Der 74-jährige Trompeter Wadada Leo Smith – als AACM-Urgestein ein unermüdlicher Erforscher der afroamerikanischen Tradition und als Jazz-Avantgardist geprägt durch unversiegbare Experimentierlust – ist um genau 30 Jahre älter als der indischstämmige New Yorker Pianist Vijay Iyer, der vor allem durch seine Projekte mit dem Altsaxophonisten Rudresh Mahanthappa bekannt wurde und längst zu jenen allgemein anerkannten großen Avantgardisten seiner Generation zählt, die auch mit unzähligen Preisen und Auszeichnungen bedacht werden. Schon als Smith vor Jahren Iyer für sein legendäres „Golden Quartet“ engagierte, fühlten die beiden Querdenker eine außergewöhnliche Übereinstimmung in ihren musikalischen Auffassungen und Herangehensweisen.

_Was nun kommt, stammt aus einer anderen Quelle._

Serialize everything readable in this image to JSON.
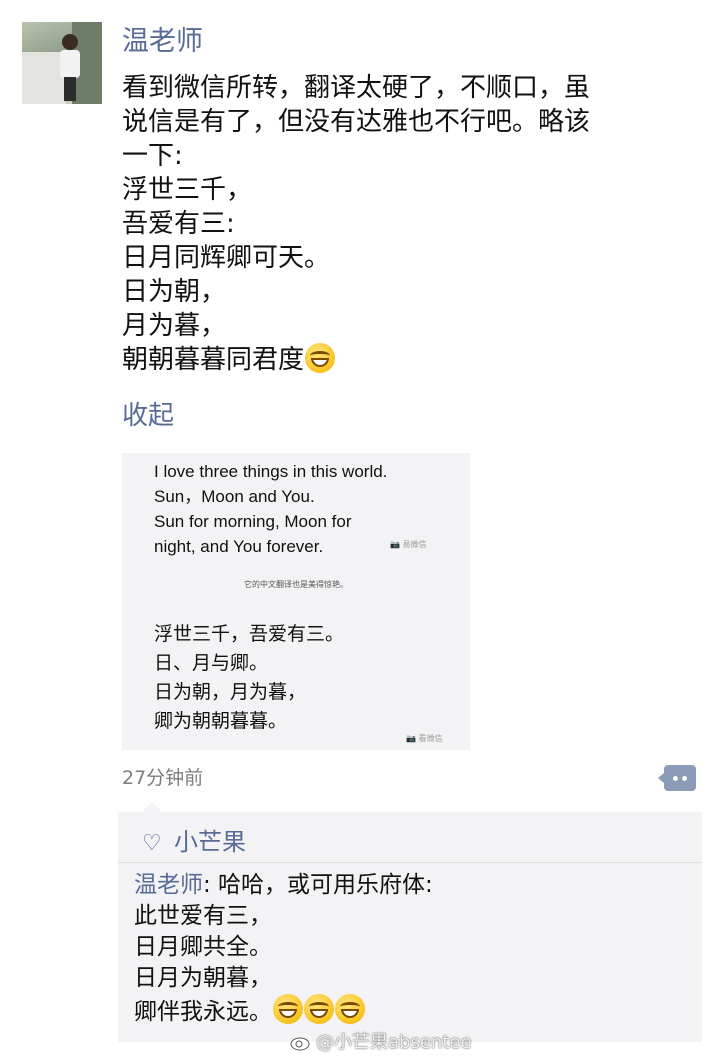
{
  "post": {
    "author": "温老师",
    "lines": [
      "看到微信所转，翻译太硬了，不顺口，虽",
      "说信是有了，但没有达雅也不行吧。略该",
      "一下:",
      "浮世三千，",
      "吾爱有三:",
      "日月同辉卿可天。",
      "日为朝，",
      "月为暮，",
      "朝朝暮暮同君度"
    ],
    "emoji": "grinning-emoji",
    "collapse_label": "收起",
    "time": "27分钟前"
  },
  "image": {
    "english_lines": [
      "I love three things in this world.",
      "Sun，Moon and You.",
      "Sun for morning, Moon for",
      "night, and You forever."
    ],
    "small_caption": "它的中文翻译也是美得惊艳。",
    "chinese_lines": [
      "浮世三千，吾爱有三。",
      "日、月与卿。",
      "日为朝，月为暮，",
      "卿为朝朝暮暮。"
    ],
    "watermark_1": "📷 易微信",
    "watermark_2": "📷 看微信"
  },
  "interactions": {
    "liker": "小芒果",
    "reply_author": "温老师",
    "reply_first": ": 哈哈，或可用乐府体:",
    "reply_lines": [
      "此世爱有三，",
      "日月卿共全。",
      "日月为朝暮，",
      "卿伴我永远。"
    ],
    "reply_emoji_count": 3
  },
  "watermark": {
    "text": "@小芒果absentee"
  },
  "colors": {
    "link": "#576b95",
    "panel": "#f3f3f5",
    "comment_button": "#8b9bb8"
  }
}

Wie sehr die Chemie zwischen den beiden stimmt, zeigt sich nun in ihrer ersten gemeinsamen Produktion für das ECM-Label, dem Smith schon seit den frühen 70er-Jahren verbunden ist, und auf dem Iyer in jüngster Zeit mit „Mutations“ und „Break Stuff“ zwei seiner wichtigsten Alben vorgelegt hat. Kernstück ist die titelgebende, siebenteilige, vorwiegend aus gemeinsamen Improvisationen entstandene Suite „a cosmic rhythm with a stroke“, die Nasreen Mohamedi (1937-1990) gewidmet ist – ein Auftragswerk des Metropolitan Museum of Modern Art, das zur Eröffnung der großen Ausstellung für die renommierte indische Künstlerin diesen März erstmals öffentlich aufgeführt wurde. Iyer und Smith demonstrieren hier mehr als 50 Minuten eindrucksvoll die hohe Kunst des musikalischen Dialogs – schweifen durch meditative Gefilde, kulminieren in fesselnden expressiven Eruptionen und streuen auch mal Free-Jazz-Passagen ein, die durchaus mit Ecken und Kanten an den Hörgewohnheiten kratzen. Durchbrochen wird der anspruchsvoll intensive Dialog immer wieder durch sensible, eher reflektierend wirkende Solo-Passagen. Umrahmt wird dieses mehrteilige Kernstück von Iyers Komposition „Passage“ und Smiths „Marian Anderson“, das er der berühmten schwarzen Opernsängerin und Bürgerrechtsaktivistin gewidmet hat. Beides eher nachdenkliche Stücke, in denen die beiden Ausnahmekünstler ebenfalls ihr volles Repertoire an musikalischen Ausdrucksformen ausschöpfen können. Vijay Iyer bezeichnet Leo Smith in den Liner Notes als „hero, friend and teacher for nearly two decades“ – die Lehrzeit hat sich mehr als ausgezahlt.